話題作を次々と手がけ、最も注目されている作家・脚本家の竹山洋。『利家とまつ』では夫婦の愛の気高さを描いた彼だが、人間の性に対してどのような考えをもっているのだろうか。青春時代の思い出、女性観、セックス観など裸の意見を語ってくれた。
20年前って50代の性なんて語られることはなかったよね。でも、最近の傾向を見てると少しずつ少しずつ語られるようになってる気がするんです。これって非常に健全なことだと思いますよ。
若い頃、今のラブホテル、当時は温泉マークって呼んでたんだけどそこからお爺さんとお婆さんが出てくるのを見たんですよ。すっごく気持ち悪かったもんね。その時は「年をとってからこんなことしたくないな」って思ったけど、今はそんなことないですね。「死ぬまですればいい」って思いますよ。すれ違う女性を見て「いい体してるな」って思うことに何の罪があるわけって思う。いいじゃない。考えるだけ元気な証拠なんです。

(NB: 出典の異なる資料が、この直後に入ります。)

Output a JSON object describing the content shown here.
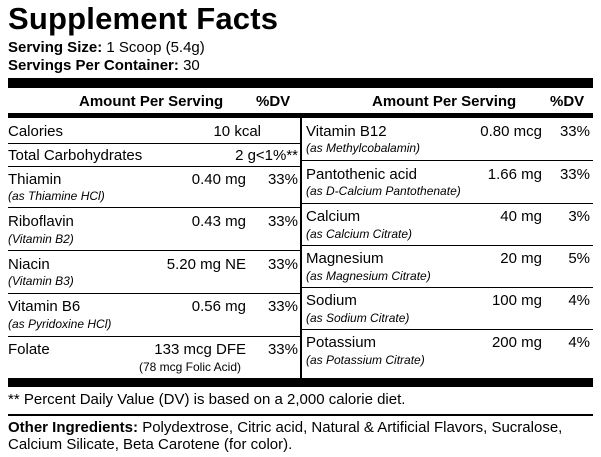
{
  "title": "Supplement Facts",
  "serving_size": {
    "label": "Serving Size:",
    "value": "1 Scoop (5.4g)"
  },
  "servings_per_container": {
    "label": "Servings Per Container:",
    "value": "30"
  },
  "header": {
    "amount": "Amount Per Serving",
    "dv": "%DV"
  },
  "left_rows": [
    {
      "name": "Calories",
      "sub": "",
      "amount": "10 kcal",
      "dv": ""
    },
    {
      "name": "Total Carbohydrates",
      "sub": "",
      "amount": "2 g",
      "dv": "<1%**"
    },
    {
      "name": "Thiamin",
      "sub": "(as Thiamine HCl)",
      "amount": "0.40 mg",
      "dv": "33%"
    },
    {
      "name": "Riboflavin",
      "sub": "(Vitamin B2)",
      "amount": "0.43 mg",
      "dv": "33%"
    },
    {
      "name": "Niacin",
      "sub": "(Vitamin B3)",
      "amount": "5.20 mg NE",
      "dv": "33%"
    },
    {
      "name": "Vitamin B6",
      "sub": "(as Pyridoxine HCl)",
      "amount": "0.56 mg",
      "dv": "33%"
    },
    {
      "name": "Folate",
      "sub": "(78 mcg Folic Acid)",
      "amount": "133 mcg DFE",
      "dv": "33%"
    }
  ],
  "right_rows": [
    {
      "name": "Vitamin B12",
      "sub": "(as Methylcobalamin)",
      "amount": "0.80 mcg",
      "dv": "33%"
    },
    {
      "name": "Pantothenic acid",
      "sub": "(as D-Calcium Pantothenate)",
      "amount": "1.66 mg",
      "dv": "33%"
    },
    {
      "name": "Calcium",
      "sub": "(as Calcium Citrate)",
      "amount": "40 mg",
      "dv": "3%"
    },
    {
      "name": "Magnesium",
      "sub": "(as Magnesium Citrate)",
      "amount": "20 mg",
      "dv": "5%"
    },
    {
      "name": "Sodium",
      "sub": "(as Sodium Citrate)",
      "amount": "100 mg",
      "dv": "4%"
    },
    {
      "name": "Potassium",
      "sub": "(as Potassium Citrate)",
      "amount": "200 mg",
      "dv": "4%"
    }
  ],
  "footnote": "** Percent Daily Value (DV) is based on a 2,000 calorie diet.",
  "other_ingredients": {
    "label": "Other Ingredients:",
    "text": "Polydextrose, Citric acid, Natural & Artificial Flavors, Sucralose, Calcium Silicate, Beta Carotene (for color)."
  }
}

この前ね、女房と歩いていたら向こうから来たお爺さんが「いいおっぱいしてるな」って言うわけ。若い頃だったら「なんだコノヤロー!!」って怒る場面なんだろうけど、ニヤっと笑っちゃったんだよ。「よく言ってくれたね、女房をもっと褒めてやってくれない」って感じなんだよね(笑)。

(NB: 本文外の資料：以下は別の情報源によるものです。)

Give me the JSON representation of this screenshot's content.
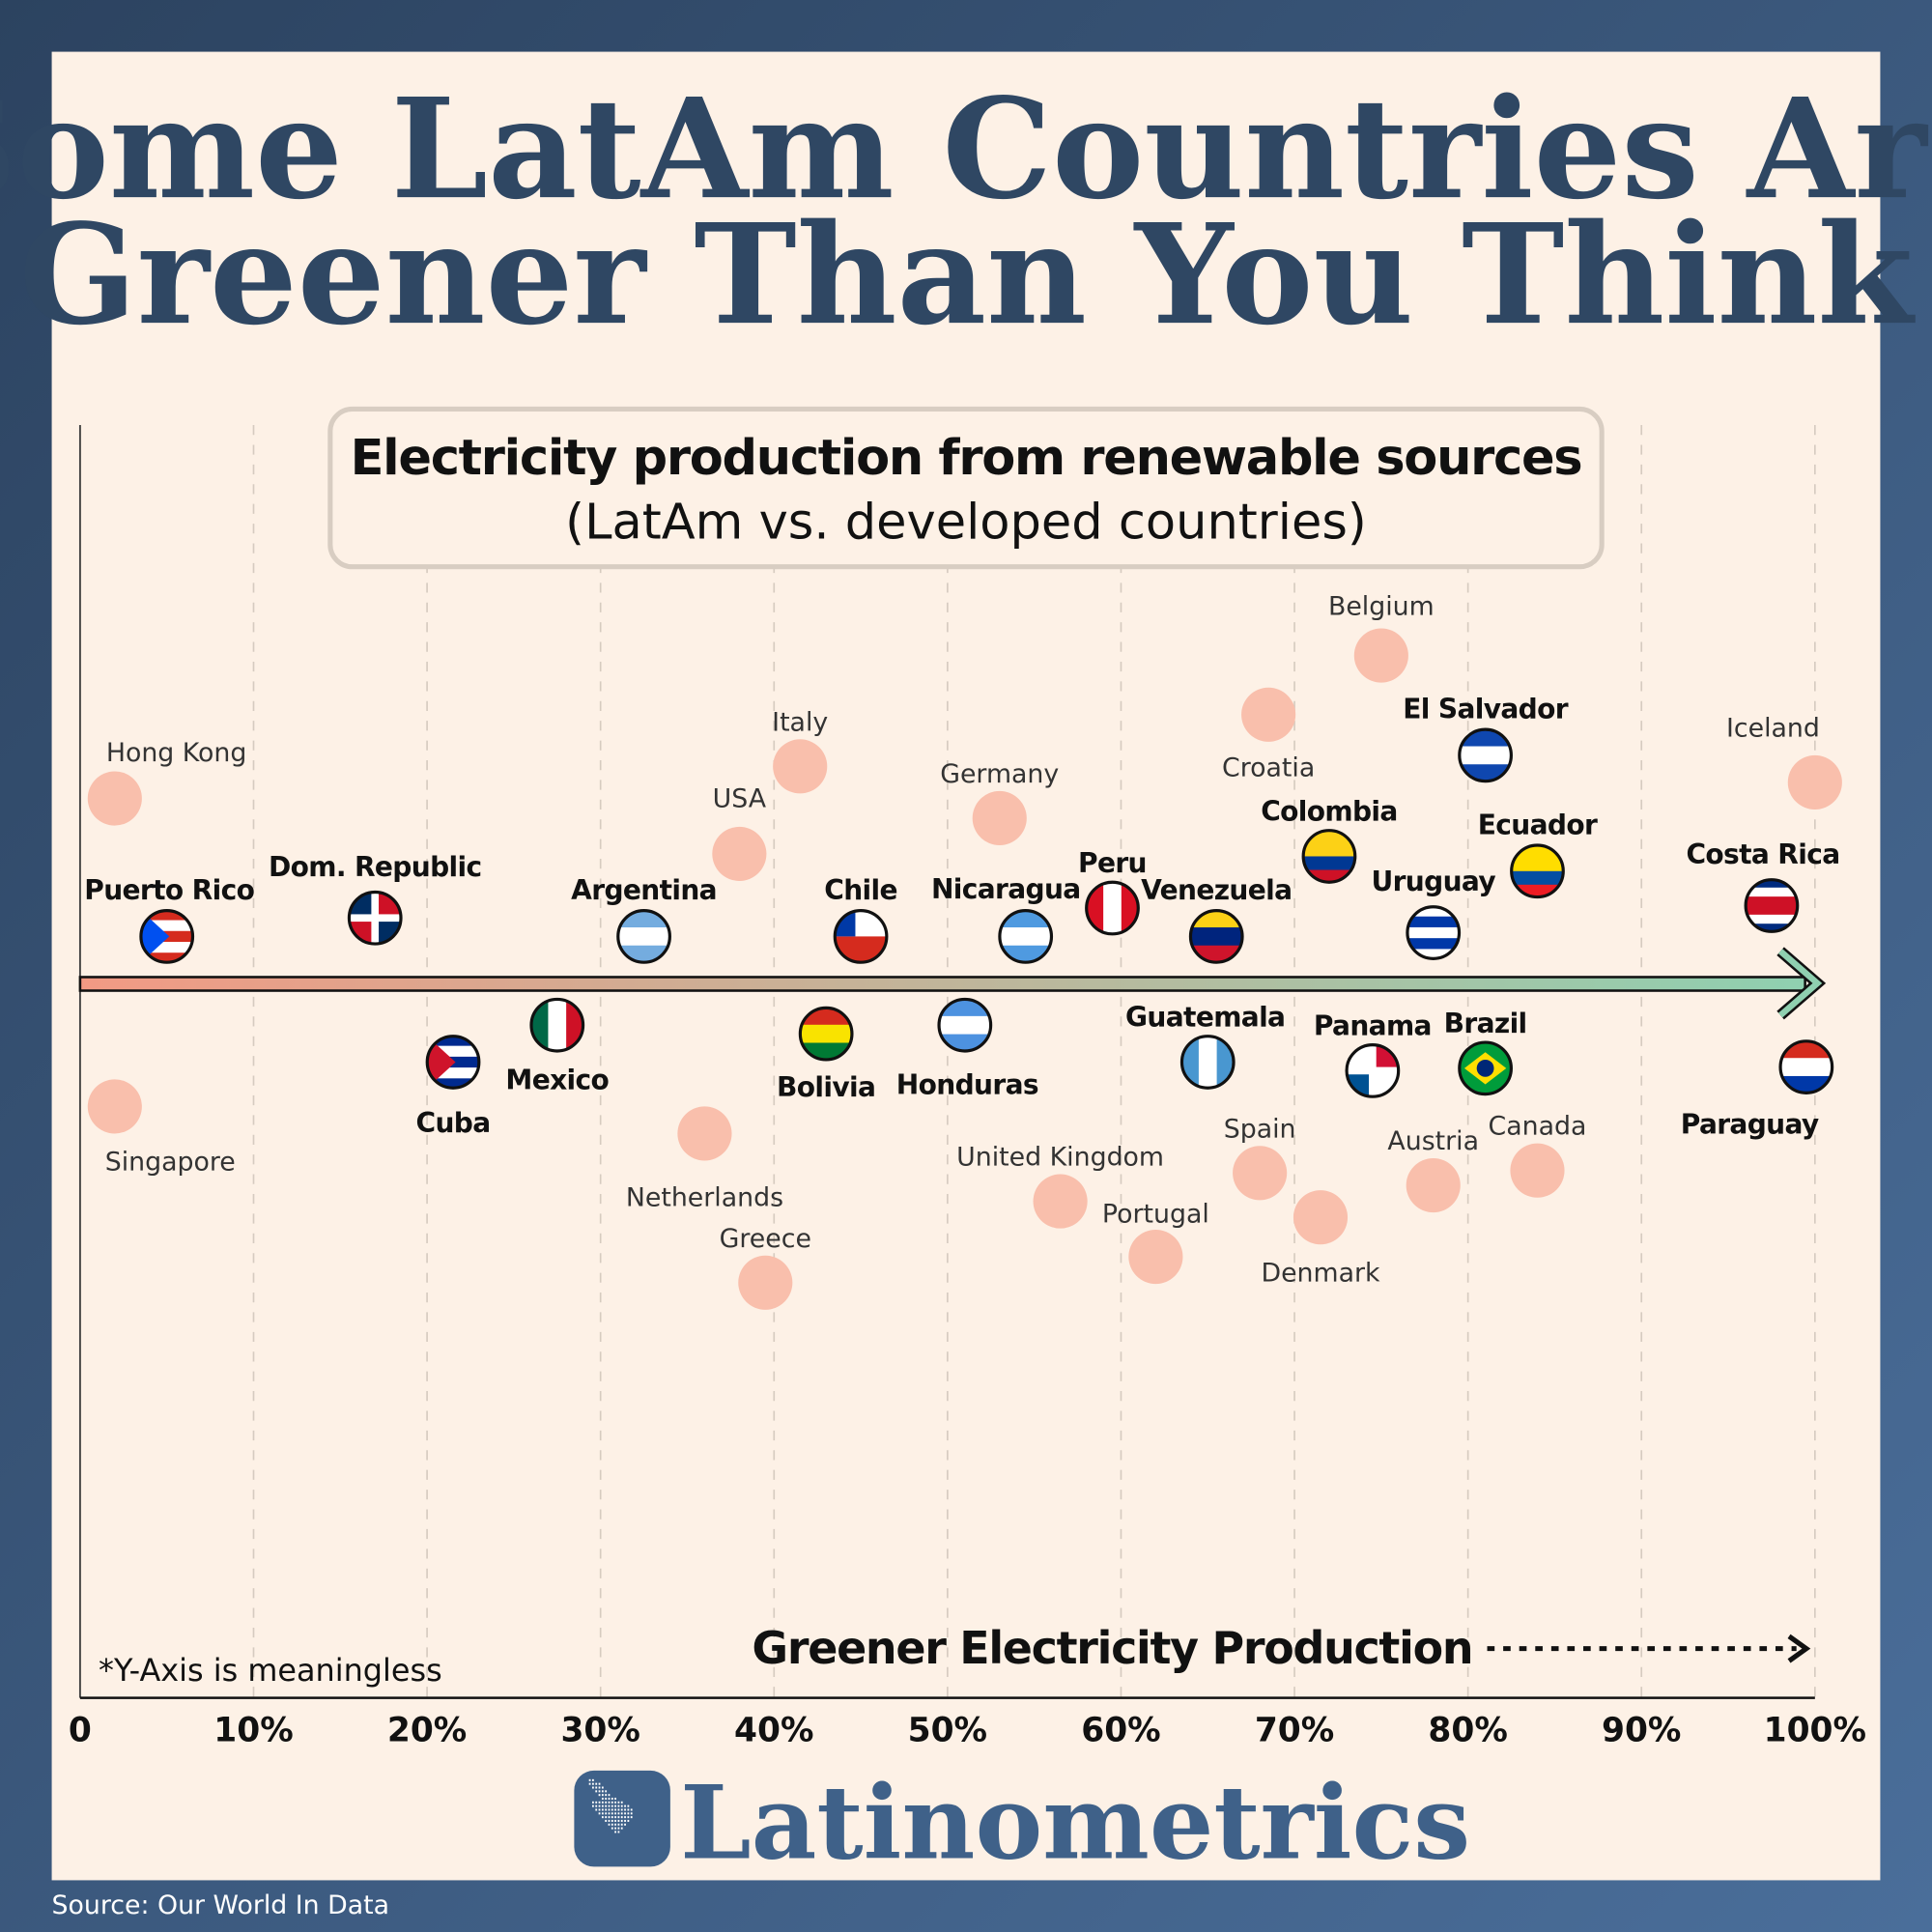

やっぱ女性は体でしょ。心じゃないですよ。正しい心なんて誰も答えられませんよ。光の向こうから女の子たちが歩いてきたときのあの凄まじい若さと体。あれには勝てませんよ。それが全てだとは言いませんけど、「キレイだなー」って思って当然ですよ。ストリップに爺様方が行ってるのはよく分かりますよ。きっと美しいものを見ているだけで満足するんですよ。

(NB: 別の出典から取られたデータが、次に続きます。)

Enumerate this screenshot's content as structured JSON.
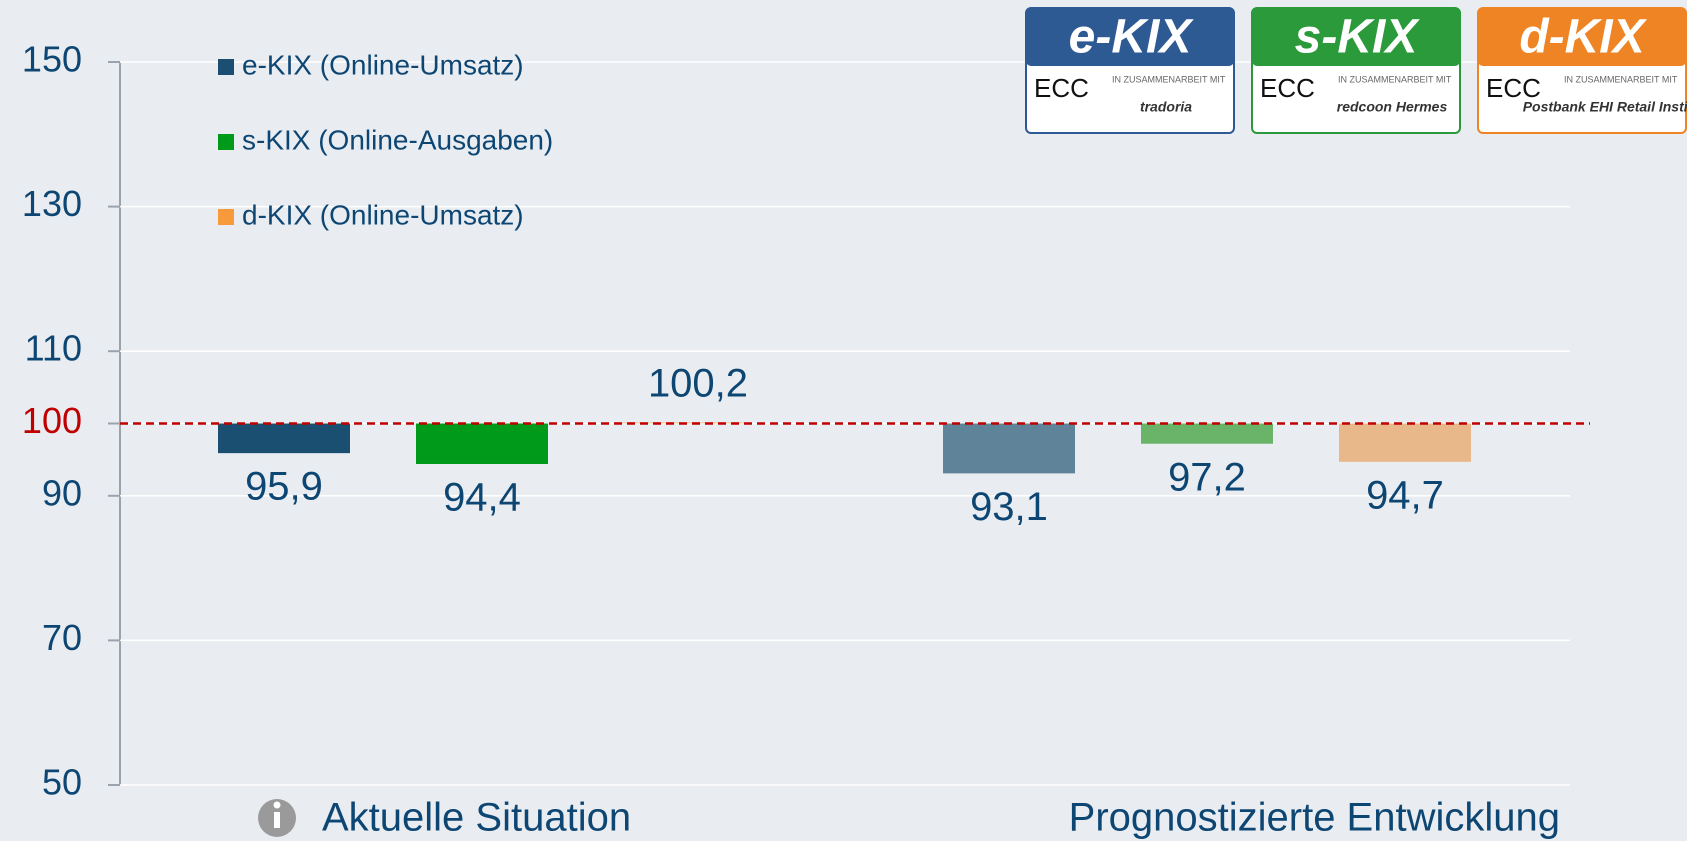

性の対象ではなく女性の美として考えれば女性の美しさの価値はやはり若さと肉体なんじゃないですか。「なんてキレイなんだ」って。ちなみに私が好きなのは小柄で胸があまり大きくない女性。熟れた肉体ってなんか気後れしちゃうんですよ。ついでに顔の好みを言うと『初夜 実母と高校生』(田沼淳一著 '02刊)の表紙の女性はすっきりした顔立ちでタイプですね。私は俗に言うキレイな顔よりはよく見るといい顔してる方が好きなんですよ。一般的に見たら、すごく平凡なんだけど「あれっ!?」って感じがいいんだな。